Um porta-voz da Casa Branca afirmou à CNN que Trump decidiu que havia motivo para remover uma governadora que “foi credivelmente acusada de mentir em documentos financeiros de uma posição altamente sensível que supervisiona instituições financeiras.”
“A remoção de um governador por motivo justificado melhora a responsabilidade e a credibilidade do Conselho do Federal Reserve tanto para os mercados quanto para o povo americano.”
George Saravelos, co-líder global de Pesquisa em Câmbio do Deutsche Bank, acredita que, se ocorrer uma repetição da década de 1970 nos Estados Unidos, as consequências seriam muito piores.
Os Estados Unidos estão gastando mais do que estão emprestando e importando mais do que estão exportando, conhecido como déficit duplo, enquanto devem mais do que possuem no exterior. Investidores estrangeiros também detêm grandes quantidades de ativos dos EUA, que poderiam ser incentivados a vender durante uma interrupção econômica.
“Todos esses ingredientes argumentam a favor de uma disrupção global significativamente maior”, escreveu Saravelos em uma nota de agosto.
O Fed tem a vantagem de ser uma instituição historicamente estável, sustentando a confiança dos investidores, mesmo em meio a recentes distúrbios. As proteções legais do Fed, mediante a Lei do Federal Reserve de 1913, conferem-lhe muito mais proteção do que os bancos centrais têm na Argentina e na Turquia. Mudanças concretas na percepção dos investidores sobre a independência do Fed, no entanto, ainda podem causar danos graves.

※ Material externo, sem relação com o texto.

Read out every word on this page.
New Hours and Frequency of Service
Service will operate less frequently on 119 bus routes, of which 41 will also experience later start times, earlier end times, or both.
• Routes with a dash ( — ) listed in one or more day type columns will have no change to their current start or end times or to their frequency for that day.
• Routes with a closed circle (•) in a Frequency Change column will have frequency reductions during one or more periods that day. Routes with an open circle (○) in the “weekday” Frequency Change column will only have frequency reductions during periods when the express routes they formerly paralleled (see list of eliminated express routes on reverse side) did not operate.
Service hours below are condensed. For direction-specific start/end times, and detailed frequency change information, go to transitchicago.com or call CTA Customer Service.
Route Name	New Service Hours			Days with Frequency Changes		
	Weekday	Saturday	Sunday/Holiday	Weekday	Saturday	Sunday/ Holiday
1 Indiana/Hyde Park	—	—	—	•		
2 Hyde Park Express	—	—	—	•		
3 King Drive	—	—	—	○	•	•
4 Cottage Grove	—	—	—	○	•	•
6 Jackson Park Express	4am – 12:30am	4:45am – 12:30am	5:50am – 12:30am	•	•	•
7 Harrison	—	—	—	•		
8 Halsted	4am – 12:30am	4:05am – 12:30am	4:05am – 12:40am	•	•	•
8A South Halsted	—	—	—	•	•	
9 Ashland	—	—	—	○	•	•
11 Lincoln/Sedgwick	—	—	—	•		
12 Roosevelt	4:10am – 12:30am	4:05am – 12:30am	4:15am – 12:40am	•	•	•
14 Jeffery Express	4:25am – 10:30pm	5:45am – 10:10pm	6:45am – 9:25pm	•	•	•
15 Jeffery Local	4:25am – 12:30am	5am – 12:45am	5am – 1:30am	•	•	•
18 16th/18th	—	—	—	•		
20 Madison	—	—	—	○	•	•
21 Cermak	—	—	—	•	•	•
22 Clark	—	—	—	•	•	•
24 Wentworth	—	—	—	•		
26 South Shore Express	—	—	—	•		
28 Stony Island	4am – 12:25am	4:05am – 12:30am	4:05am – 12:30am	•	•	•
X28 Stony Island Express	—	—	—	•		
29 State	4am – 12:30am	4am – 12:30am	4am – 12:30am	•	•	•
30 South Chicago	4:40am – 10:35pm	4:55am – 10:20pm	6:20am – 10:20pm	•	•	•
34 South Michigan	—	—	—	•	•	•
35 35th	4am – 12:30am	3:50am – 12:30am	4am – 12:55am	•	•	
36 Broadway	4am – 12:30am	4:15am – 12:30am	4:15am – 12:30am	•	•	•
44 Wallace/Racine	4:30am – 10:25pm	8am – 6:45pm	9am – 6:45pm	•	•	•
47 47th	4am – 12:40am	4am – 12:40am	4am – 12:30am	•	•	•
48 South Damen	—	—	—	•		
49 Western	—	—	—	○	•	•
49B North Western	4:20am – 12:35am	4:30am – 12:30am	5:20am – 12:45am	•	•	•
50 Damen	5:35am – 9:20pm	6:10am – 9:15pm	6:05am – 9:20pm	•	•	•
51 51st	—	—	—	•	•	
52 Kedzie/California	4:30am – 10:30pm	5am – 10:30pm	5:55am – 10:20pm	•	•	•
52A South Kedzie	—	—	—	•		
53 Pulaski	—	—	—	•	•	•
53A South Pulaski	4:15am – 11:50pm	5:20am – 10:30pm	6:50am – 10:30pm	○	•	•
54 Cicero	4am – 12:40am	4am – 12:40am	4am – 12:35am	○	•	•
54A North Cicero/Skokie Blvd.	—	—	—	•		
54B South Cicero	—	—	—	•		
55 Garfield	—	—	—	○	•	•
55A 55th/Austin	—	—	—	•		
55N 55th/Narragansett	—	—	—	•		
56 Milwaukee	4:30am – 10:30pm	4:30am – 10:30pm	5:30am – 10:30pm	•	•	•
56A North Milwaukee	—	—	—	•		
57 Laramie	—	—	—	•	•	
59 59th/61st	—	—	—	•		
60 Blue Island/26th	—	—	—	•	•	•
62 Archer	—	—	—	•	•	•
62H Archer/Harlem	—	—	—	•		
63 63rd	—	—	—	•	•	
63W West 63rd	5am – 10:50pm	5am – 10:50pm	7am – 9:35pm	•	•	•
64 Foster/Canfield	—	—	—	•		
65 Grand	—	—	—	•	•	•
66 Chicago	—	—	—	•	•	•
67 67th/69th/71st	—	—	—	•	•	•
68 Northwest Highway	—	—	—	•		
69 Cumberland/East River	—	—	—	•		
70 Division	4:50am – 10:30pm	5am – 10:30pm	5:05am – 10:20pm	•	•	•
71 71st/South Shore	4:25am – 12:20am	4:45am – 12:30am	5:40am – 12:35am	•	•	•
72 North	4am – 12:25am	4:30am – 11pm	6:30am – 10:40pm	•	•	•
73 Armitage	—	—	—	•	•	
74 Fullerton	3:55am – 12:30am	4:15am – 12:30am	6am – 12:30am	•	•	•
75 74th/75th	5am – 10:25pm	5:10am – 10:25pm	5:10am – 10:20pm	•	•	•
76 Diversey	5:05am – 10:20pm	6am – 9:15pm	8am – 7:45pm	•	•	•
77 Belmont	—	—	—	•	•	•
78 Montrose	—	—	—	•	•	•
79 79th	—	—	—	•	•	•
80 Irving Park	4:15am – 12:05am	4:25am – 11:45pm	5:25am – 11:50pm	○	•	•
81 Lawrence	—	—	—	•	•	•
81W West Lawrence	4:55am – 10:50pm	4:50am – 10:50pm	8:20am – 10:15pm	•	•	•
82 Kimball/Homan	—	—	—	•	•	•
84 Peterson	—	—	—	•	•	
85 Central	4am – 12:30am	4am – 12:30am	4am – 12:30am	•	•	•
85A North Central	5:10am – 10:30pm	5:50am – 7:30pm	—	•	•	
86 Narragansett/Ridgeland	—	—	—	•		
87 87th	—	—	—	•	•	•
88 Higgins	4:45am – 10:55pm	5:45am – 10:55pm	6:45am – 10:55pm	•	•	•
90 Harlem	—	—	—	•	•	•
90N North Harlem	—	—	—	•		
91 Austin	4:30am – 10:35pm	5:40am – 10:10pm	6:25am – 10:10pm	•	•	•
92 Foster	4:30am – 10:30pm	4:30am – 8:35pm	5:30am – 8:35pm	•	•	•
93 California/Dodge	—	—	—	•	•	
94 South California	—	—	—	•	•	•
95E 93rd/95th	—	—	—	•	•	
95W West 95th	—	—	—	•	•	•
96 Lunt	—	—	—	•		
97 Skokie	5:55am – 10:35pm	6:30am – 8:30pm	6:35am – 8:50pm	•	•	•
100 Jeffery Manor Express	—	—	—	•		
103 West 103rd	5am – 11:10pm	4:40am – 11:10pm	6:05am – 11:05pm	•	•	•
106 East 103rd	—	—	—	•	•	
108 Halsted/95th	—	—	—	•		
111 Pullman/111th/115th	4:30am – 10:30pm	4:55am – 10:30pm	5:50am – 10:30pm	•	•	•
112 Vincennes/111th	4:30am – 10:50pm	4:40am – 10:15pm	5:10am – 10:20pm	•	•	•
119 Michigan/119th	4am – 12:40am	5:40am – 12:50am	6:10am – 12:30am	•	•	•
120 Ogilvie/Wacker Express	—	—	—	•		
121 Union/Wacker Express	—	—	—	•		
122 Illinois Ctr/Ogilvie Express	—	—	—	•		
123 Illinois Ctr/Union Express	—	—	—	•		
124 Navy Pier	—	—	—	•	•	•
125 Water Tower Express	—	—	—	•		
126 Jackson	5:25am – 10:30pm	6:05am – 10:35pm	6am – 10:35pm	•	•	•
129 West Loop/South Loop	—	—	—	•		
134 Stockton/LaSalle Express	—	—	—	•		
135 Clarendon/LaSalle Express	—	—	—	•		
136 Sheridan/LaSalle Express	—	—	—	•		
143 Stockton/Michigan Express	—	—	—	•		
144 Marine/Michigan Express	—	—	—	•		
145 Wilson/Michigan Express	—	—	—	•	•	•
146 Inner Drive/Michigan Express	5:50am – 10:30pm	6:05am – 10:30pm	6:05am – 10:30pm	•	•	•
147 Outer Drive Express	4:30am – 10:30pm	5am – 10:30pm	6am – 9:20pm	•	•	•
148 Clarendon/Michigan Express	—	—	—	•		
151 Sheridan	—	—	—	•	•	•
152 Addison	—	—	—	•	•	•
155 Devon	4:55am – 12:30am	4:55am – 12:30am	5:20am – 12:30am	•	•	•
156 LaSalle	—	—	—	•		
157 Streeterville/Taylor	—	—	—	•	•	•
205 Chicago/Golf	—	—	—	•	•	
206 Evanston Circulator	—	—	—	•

Isso já está começando a se manifestar. Carola Binder, professora associada de economia da Universidade do Texas em Austin, vê a política influenciando a cobertura do Fed de maneira muito mais contundente do que no passado.
“Se eles cortarem 25 pontos-base em vez de 50, as pessoas vão dizer: ‘Oh, eles estavam fazendo isso para ir contra Trump’. Por outro lado, se decidirem que precisam cortar 50 pontos porque os dados apontam para isso, algumas pessoas dirão: ‘Oh, eles cederam à pressão do presidente.’”
“Em alguns aspectos, isso os coloca em uma situação sem saída, porque o que quer que façam, mesmo que com base nos dados, será visto como uma decisão política”, afirmou Binder à CNN.
O outro risco é que as ações de Trump inspirem líderes populistas em outros lugares. A Reuters relatou comentários de vários banqueiros centrais que temem que a redução da independência do banco central nos Estados Unidos cause movimentos semelhantes em outros lugares, um desenvolvimento que prejudicaria seriamente a economia global.
“Não está claro que nos tornaremos imediatamente outra Turquia”, disse Binder. “Mas eu acho que… é fácil para as pessoas se tornarem desconfiadas do Fed, e muito mais difícil para elas recuperarem essa confiança.”